Children's Savings Accounts
The Link Between Savings and College Success
Postsecondary education is one of the best investments an individual can make. A college degree translates to higher earning potential and can be a stepping stone to achieving economic security. Yet escalating costs discourage many from pursuing higher education. For the first time in generations, young adults in the United States are no longer attaining postsecondary education at a higher rate than their parents. For students in low-income households, the challenge of obtaining a college degree is especially difficult. In the absence of college savings or other assets to close the gap, students in these families face the prospects of either large amounts of educational debt or dropping out of college. One important strategy for addressing the financial challenge of low-income families is to provide incentives for low-income, minority and first-generation students and their families to save for college. Recent research has shown that savings is a powerful strategy for increasing college attendance and completion rates:
- Controlling for other factors – including household income and children’s academic achievement – children with savings dedicated for college education are four times more likely to attend college (Elliot and Beverly 2010).
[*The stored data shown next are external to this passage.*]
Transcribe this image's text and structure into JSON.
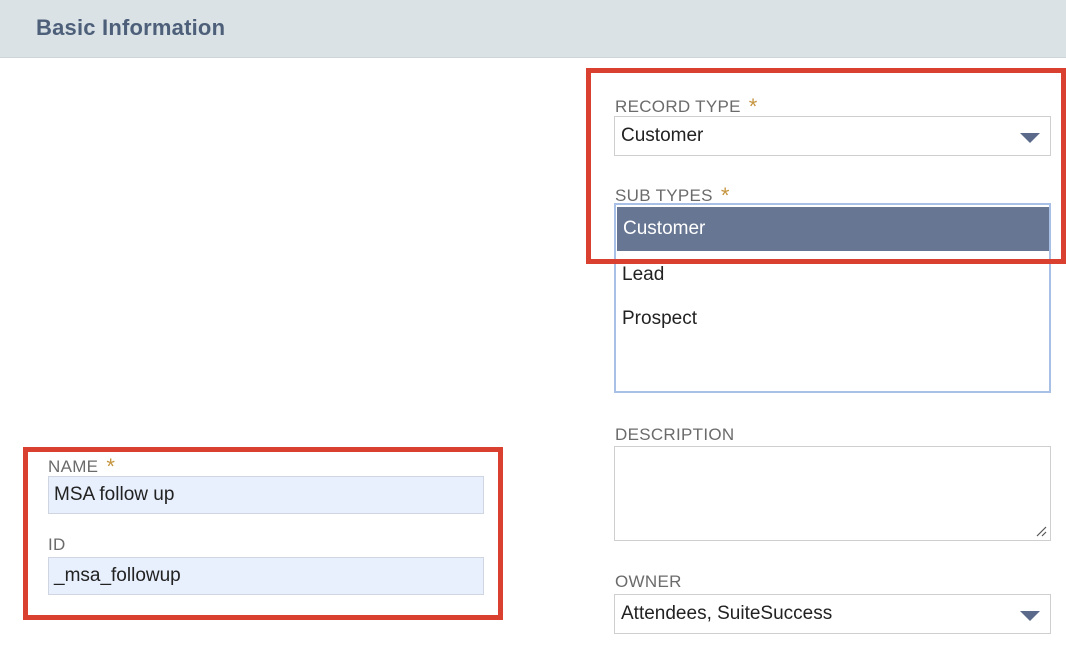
{
  "section": {
    "title": "Basic Information"
  },
  "record_type": {
    "label": "RECORD TYPE",
    "required_mark": "*",
    "value": "Customer",
    "icon": "chevron-down-icon"
  },
  "sub_types": {
    "label": "SUB TYPES",
    "required_mark": "*",
    "options": [
      "Customer",
      "Lead",
      "Prospect"
    ],
    "selected": "Customer"
  },
  "description": {
    "label": "DESCRIPTION",
    "value": ""
  },
  "owner": {
    "label": "OWNER",
    "value": "Attendees, SuiteSuccess",
    "icon": "chevron-down-icon"
  },
  "name": {
    "label": "NAME",
    "required_mark": "*",
    "value": "MSA follow up"
  },
  "id_field": {
    "label": "ID",
    "value": "_msa_followup"
  },
  "colors": {
    "header_bg": "#dae2e6",
    "header_text": "#4d5f79",
    "required": "#c5953e",
    "selected_option_bg": "#677692",
    "input_autofill_bg": "#e8f0fe",
    "annotation_box": "#d9402f"
  }
}
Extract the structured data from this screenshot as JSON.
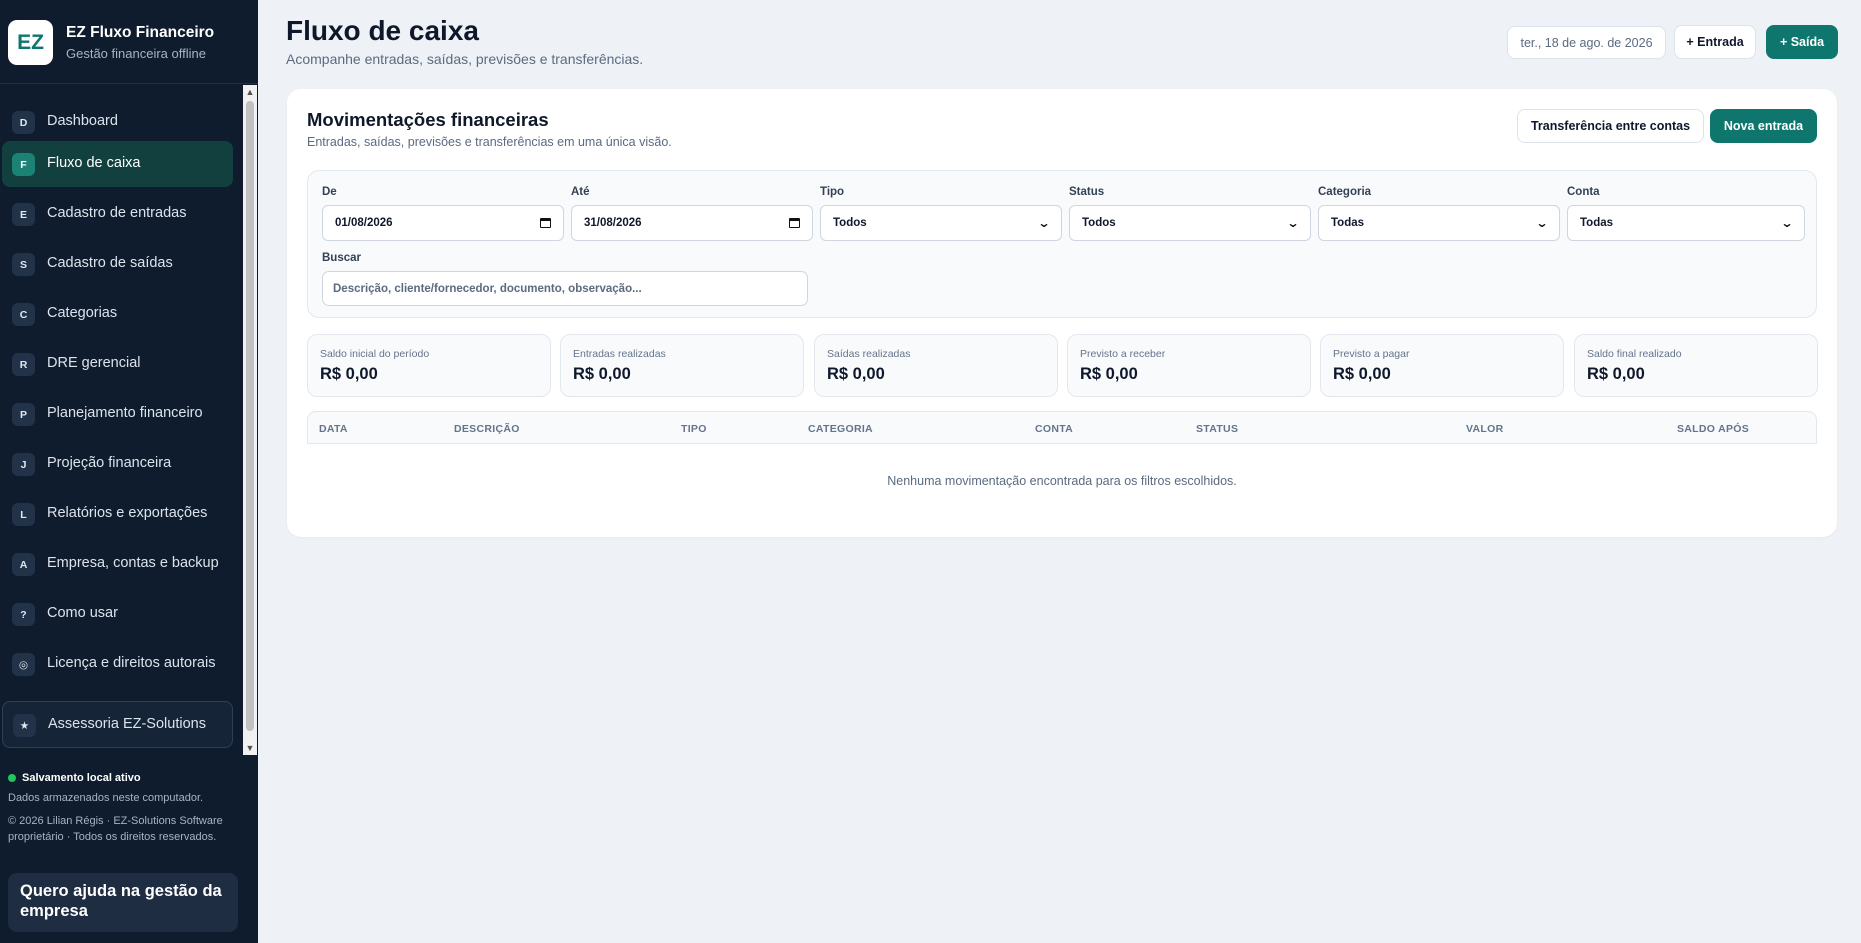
{
  "brand": {
    "logo": "EZ",
    "title": "EZ Fluxo Financeiro",
    "subtitle": "Gestão financeira offline"
  },
  "sidebar": {
    "items": [
      {
        "badge": "D",
        "label": "Dashboard"
      },
      {
        "badge": "F",
        "label": "Fluxo de caixa",
        "active": true
      },
      {
        "badge": "E",
        "label": "Cadastro de entradas"
      },
      {
        "badge": "S",
        "label": "Cadastro de saídas"
      },
      {
        "badge": "C",
        "label": "Categorias"
      },
      {
        "badge": "R",
        "label": "DRE gerencial"
      },
      {
        "badge": "P",
        "label": "Planejamento financeiro"
      },
      {
        "badge": "J",
        "label": "Projeção financeira"
      },
      {
        "badge": "L",
        "label": "Relatórios e exportações"
      },
      {
        "badge": "A",
        "label": "Empresa, contas e backup"
      },
      {
        "badge": "?",
        "label": "Como usar"
      },
      {
        "badge": "◎",
        "label": "Licença e direitos autorais"
      },
      {
        "badge": "★",
        "label": "Assessoria EZ-Solutions"
      }
    ],
    "status": "Salvamento local ativo",
    "status_sub": "Dados armazenados neste computador.",
    "copyright": "© 2026 Lilian Régis · EZ-Solutions Software proprietário · Todos os direitos reservados.",
    "help_card": "Quero ajuda na gestão da empresa"
  },
  "header": {
    "title": "Fluxo de caixa",
    "subtitle": "Acompanhe entradas, saídas, previsões e transferências.",
    "date": "ter., 18 de ago. de 2026",
    "entrada_button": "+ Entrada",
    "saida_button": "+ Saída"
  },
  "card": {
    "title": "Movimentações financeiras",
    "subtitle": "Entradas, saídas, previsões e transferências em uma única visão.",
    "transfer_button": "Transferência entre contas",
    "new_entry_button": "Nova entrada"
  },
  "filters": {
    "de": {
      "label": "De",
      "value": "01/08/2026"
    },
    "ate": {
      "label": "Até",
      "value": "31/08/2026"
    },
    "tipo": {
      "label": "Tipo",
      "value": "Todos"
    },
    "status": {
      "label": "Status",
      "value": "Todos"
    },
    "categoria": {
      "label": "Categoria",
      "value": "Todas"
    },
    "conta": {
      "label": "Conta",
      "value": "Todas"
    },
    "buscar": {
      "label": "Buscar",
      "placeholder": "Descrição, cliente/fornecedor, documento, observação..."
    }
  },
  "kpis": [
    {
      "label": "Saldo inicial do período",
      "value": "R$ 0,00"
    },
    {
      "label": "Entradas realizadas",
      "value": "R$ 0,00"
    },
    {
      "label": "Saídas realizadas",
      "value": "R$ 0,00"
    },
    {
      "label": "Previsto a receber",
      "value": "R$ 0,00"
    },
    {
      "label": "Previsto a pagar",
      "value": "R$ 0,00"
    },
    {
      "label": "Saldo final realizado",
      "value": "R$ 0,00"
    }
  ],
  "table": {
    "columns": [
      "DATA",
      "DESCRIÇÃO",
      "TIPO",
      "CATEGORIA",
      "CONTA",
      "STATUS",
      "VALOR",
      "SALDO APÓS"
    ],
    "empty_message": "Nenhuma movimentação encontrada para os filtros escolhidos."
  },
  "colors": {
    "sidebar_bg": "#0f1c2e",
    "accent": "#0f766e",
    "active_item": "#12403f",
    "page_bg": "#eef1f5",
    "status_dot": "#22c55e"
  },
  "icons": {
    "status": "status-dot-icon",
    "calendar": "calendar-icon",
    "select": "chevron-down-icon"
  }
}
- Children’s savings accounts are strong predictors of college matriculation. Among youth who expect to attend college, youth with a savings account in their names are about six times more likely to actually attend (Elliot and Beverly 2010).
- Evidence suggests that having even a small amount of savings might be as closely associated with postsecondary educational outcomes. Children with $1 to $499 designated for school are 3 times more likely to enroll in and 4 times more likely to graduate from college than children with no account (Elliot, Song and Nam 2013).
- Savings and other financial assets are a consistent predictor of college graduation, even after controlling for variables such as income (Zhan and Sherraden 2009).